A luta pelo ensino superior gratuito avança na África do Sul
Dois jovens foram mortos pela violência policial desde 2015
Por Helena Lima, redação do Universidade à Esquerda
21 de abril, 2021 Atualizado: 19:33
Os protestos estudantis na África do Sul avançaram nos últimos meses. O embate contra o aumento das taxas estudantis nas universidades e em favor da educação gratuita está latente desde 2015, com o início do movimento #FeesMustFall (Taxas Precisam Cair). Apesar de recuos do governo no aumento anual das taxas naquele momento, a ameaça retorna todos os anos, enquanto os estudantes se afundam nas dívidas.
No início deste ano o governo anunciou uma diminuição do auxílio financeiro para estudantes de baixa renda por conta dos gastos com a pandemia do covid-19, e a redução do investimento na educação superior; ao mesmo tempo que instaurou o aumento das taxas estudantis.
O movimento em 2021 se popularizou com o dito #WitsAsinamali, que significa “Nós não temos dinheiro”.
As dívidas estudantis chegam a nove mil dólares para cerca de oito mil estudantes do país, e outros milhares se afundam no endividamento. No início do período letivo estes estudantes endividados com a universidade foram impedidos de se matricularem.
Os protestos massivos nas universidades desde 2015 pedem pela redução das taxas, pela possibilidade de matrícula dos estudantes endividados, pela reversão das dívidas históricas, por bolsas e moradia gratuita para jovens de baixa renda e por transporte adequado entre as casas e a universidade.
Além disso, os estudantes questionam a visão de mundo imperialista como hegemonia na universidade. Hoje, Frantz Fanon e outros teóricos são defendidos contra as referências conservadoras, como Cecil John Rhodes, imperialista e estadista do século XIX, repetidas nas salas de aula e homenageadas nas praças das universidades.
A universidade na África do Sul é financiada parte pelo Estado, parte pelos pagamentos anuais dos estudantes e parte por empresas privadas. Quando o Estado decide reduzir seu financiamento, aumenta o espaço das empresas. Isto tem resultado na pressão para que a universidade seja uma “máquina de diplomas”, apenas como formação da força de trabalho especializada, segundo o marxista sul africano Ben Marken.
Violência policial
Desde 2015 a policia tem reprimido violentamente o movimento estudantil, o que já resultou em pelo menos duas mortes. Em 2019 um estudante foi morto pela segurança do campus universitário em Durban, em um protesto estudantil em frente à Reitoria. Nesse dia outros estudantes foram presos.
A segunda morte foi no mês passado. Os estudantes cercaram as rodovias ao redor da universidade com pneus em chamas, e houve grande repressão policial. Mais uma pessoa foi vítima das balas de borracha da polícia: um homem negro de 35 anos que passava na rua e não estava participando do protesto. Outros dois repórteres estudantis foram feridos pelos tiros.

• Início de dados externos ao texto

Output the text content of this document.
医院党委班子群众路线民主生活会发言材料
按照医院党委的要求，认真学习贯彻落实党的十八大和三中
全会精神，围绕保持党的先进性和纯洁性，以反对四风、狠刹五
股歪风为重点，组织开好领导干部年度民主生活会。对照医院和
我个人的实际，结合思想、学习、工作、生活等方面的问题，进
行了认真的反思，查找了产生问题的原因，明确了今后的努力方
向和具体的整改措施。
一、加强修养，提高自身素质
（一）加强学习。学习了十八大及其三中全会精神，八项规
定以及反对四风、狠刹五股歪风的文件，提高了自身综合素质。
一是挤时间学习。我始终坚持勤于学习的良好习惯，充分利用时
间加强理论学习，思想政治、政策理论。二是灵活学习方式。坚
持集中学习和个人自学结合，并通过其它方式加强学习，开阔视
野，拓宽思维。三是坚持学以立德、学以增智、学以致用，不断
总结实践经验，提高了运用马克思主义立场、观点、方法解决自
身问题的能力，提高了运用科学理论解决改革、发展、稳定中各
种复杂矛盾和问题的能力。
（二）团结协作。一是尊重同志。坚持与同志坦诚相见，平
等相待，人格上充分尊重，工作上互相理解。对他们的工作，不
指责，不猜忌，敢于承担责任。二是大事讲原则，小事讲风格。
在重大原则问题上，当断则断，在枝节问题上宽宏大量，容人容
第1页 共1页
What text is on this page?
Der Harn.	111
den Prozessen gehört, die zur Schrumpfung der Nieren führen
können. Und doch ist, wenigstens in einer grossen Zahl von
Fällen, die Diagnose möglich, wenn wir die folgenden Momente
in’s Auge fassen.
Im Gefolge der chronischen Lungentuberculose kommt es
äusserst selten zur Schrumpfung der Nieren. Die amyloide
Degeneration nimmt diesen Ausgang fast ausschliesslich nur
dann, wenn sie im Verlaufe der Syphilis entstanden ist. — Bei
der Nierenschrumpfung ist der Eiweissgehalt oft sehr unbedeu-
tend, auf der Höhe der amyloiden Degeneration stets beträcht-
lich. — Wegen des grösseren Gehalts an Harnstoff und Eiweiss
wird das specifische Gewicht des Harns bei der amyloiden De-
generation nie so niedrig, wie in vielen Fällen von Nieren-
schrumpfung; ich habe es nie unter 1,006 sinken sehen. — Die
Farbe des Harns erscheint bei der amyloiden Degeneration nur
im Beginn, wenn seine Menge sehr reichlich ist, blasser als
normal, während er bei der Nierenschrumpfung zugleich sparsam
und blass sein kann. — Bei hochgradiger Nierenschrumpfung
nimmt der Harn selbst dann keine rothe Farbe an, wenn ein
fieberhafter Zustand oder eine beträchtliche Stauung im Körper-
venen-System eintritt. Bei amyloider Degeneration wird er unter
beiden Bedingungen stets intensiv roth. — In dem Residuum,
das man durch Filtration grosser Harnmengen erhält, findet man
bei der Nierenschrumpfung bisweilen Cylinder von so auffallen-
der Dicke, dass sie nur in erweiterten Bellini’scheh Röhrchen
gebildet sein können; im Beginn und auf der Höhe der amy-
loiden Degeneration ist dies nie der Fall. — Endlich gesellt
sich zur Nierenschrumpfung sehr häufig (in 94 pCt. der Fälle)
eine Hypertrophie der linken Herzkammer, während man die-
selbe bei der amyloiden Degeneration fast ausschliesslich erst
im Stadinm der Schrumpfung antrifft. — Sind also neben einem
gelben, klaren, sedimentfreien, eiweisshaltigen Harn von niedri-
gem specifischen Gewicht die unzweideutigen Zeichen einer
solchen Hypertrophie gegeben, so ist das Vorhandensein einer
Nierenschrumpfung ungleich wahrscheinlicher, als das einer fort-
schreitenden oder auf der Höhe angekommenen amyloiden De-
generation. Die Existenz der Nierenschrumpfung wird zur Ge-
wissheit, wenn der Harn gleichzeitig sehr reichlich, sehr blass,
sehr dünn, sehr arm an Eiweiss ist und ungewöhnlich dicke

Em ambos os casos, em 2019 e 2021, os depoimentos daqueles presentes no ato falam sobre a desproporção da violência frente ao movimento dos estudantes, que não estava armado.
O presidente Jacob Zuma, antes de terminar seu mandato, em 2018, anunciou um programa de ensino superior gratuito para os jovens com menores rendas.
Do ponto de vista econômico, no entanto, Ben Marken argumenta que as medidas de gratuidade para os estudantes pobres recairão sobre a classe trabalhadora, pois não serão uma medida de taxação das grandes fortunas, serão retiradas do escasso orçamento público.
“Não, não são os ricos que pagam, mas os pobres. Para financiar estas medidas o governo aumentou o imposto sobre o valor agregado (que atinge com mais força os pobres) e realizou cortes significativos nos gastos públicos.”
O autor afirma que os cortes orçamentários atingiram a área da infraestrutura, principalmente no interior do país, os programas habitacionais, o acesso à energia elétrica, o transporte público e a educação.
“Em outras palavras, isso não é uma “educação gratuita” como o governo argumenta. Nomear dessa forma mostra o cinismo do governo. É mais uma manobra para tentar reconquistar uma estabilidade política. Isto não está funcionando. Todos os dias somos atingidos por um escândalo que demonstra a instabilidade do capitalismo sul africano”.
A África do Sul, segundo dados do The Economist, era o país com o maior desemprego entre a juventude em 2017, quase 40% dos jovens estão desempregados; as entradas na universidade também caíram na última década.
Segundo Ben Marken, a revolta dos estudantes cada vez mais sai do escopo limitado do congelamento das taxas estudantis, se transformando em uma luta anticapitalista. Ele aponta a necessidade de o movimento estudantil se unir com os outros setores dos trabalhadores, principalmente aqueles que têm vinculação direta com a produção e podem, portanto, desestabilizar diretamente a economia e abrir o caminho para o acirramento da luta de classes.